El anteproyecto del parque natural de las montañas de Prades y bosques de Poblet, presentado ayer en Prades por el conseller de Medi Ambient Francesc Baltasar, abarcará 36.830 hectáreas de superficie de 22 municipios de cinco comarcas, cuatro de Tarragona (Alt y Baix Camp, Conca de Barberà y Priorat) y una de Lleida (Garrigues).

El futuro parque integra el antiguo campamento militar de Castillejos, recogiendo una petición de los ayuntamientos de Arbolí, Vilaplana, Alforja y La Febró, a los que pertenecen las 700 hectáreas del deteriorado enclave militar.
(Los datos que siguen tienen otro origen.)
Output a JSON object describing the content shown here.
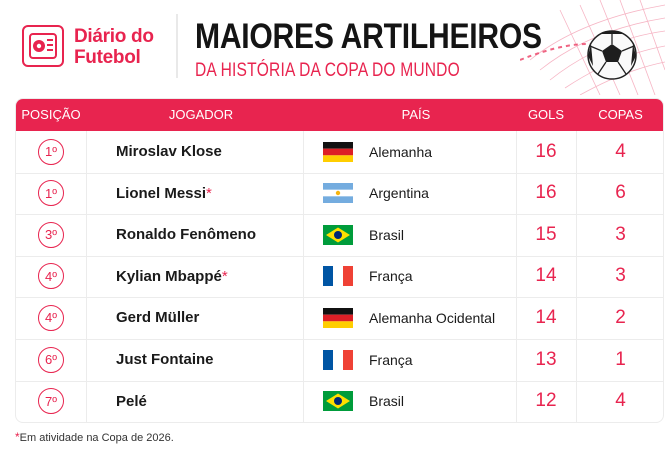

La inclusión de Castillejos despeja dudas sobre el destino del recinto que el Ejército abandonó en el 2001 y que la Generalitat adquirió dos años después por 3,2 millones de euros. Las maltrechas instalaciones fueron ocupadas clandestinamente por grupos de jóvenes que organizaban fiestas ilegales, lo que generó alarma en los municipios del entorno, sobre todo por el riesgo de incendios forestales.


Críticas

Francesc Baltasar manifestó que la constitución de parque natural permitirá proteger la integridad del paisaje y, a la vez, "disponer de un instrumento de dinamización socioeconómica". Sin embargo, el conseller se encontró con la postura crítica de la Agrupació de Municipis de les Muntanyes de Prades, formada por ocho ayuntamientos ubicados en el corazón del territorio del parque, que mostraron su "sorpresa" por la presentación del documento cuando está acabando la actual legislatura y se quejaron de "falta de diálogo del Govern", a pesar que Salvador Milà, el anterior conseller, se comprometió a consensuar el tema en julio del 2004. "Nosotros planteamos una propuesta conjunta y aún esperamos respuesta", dijo su portavoz, Antoni Marca.

A partir de ahora se abre un proceso de alegaciones que serán estudiadas y, si se considera pertinente, se incorporarán al proyecto definitivo, que estará listo en seis meses. Medi Ambient espera aprobarlo a lo largo del 2007.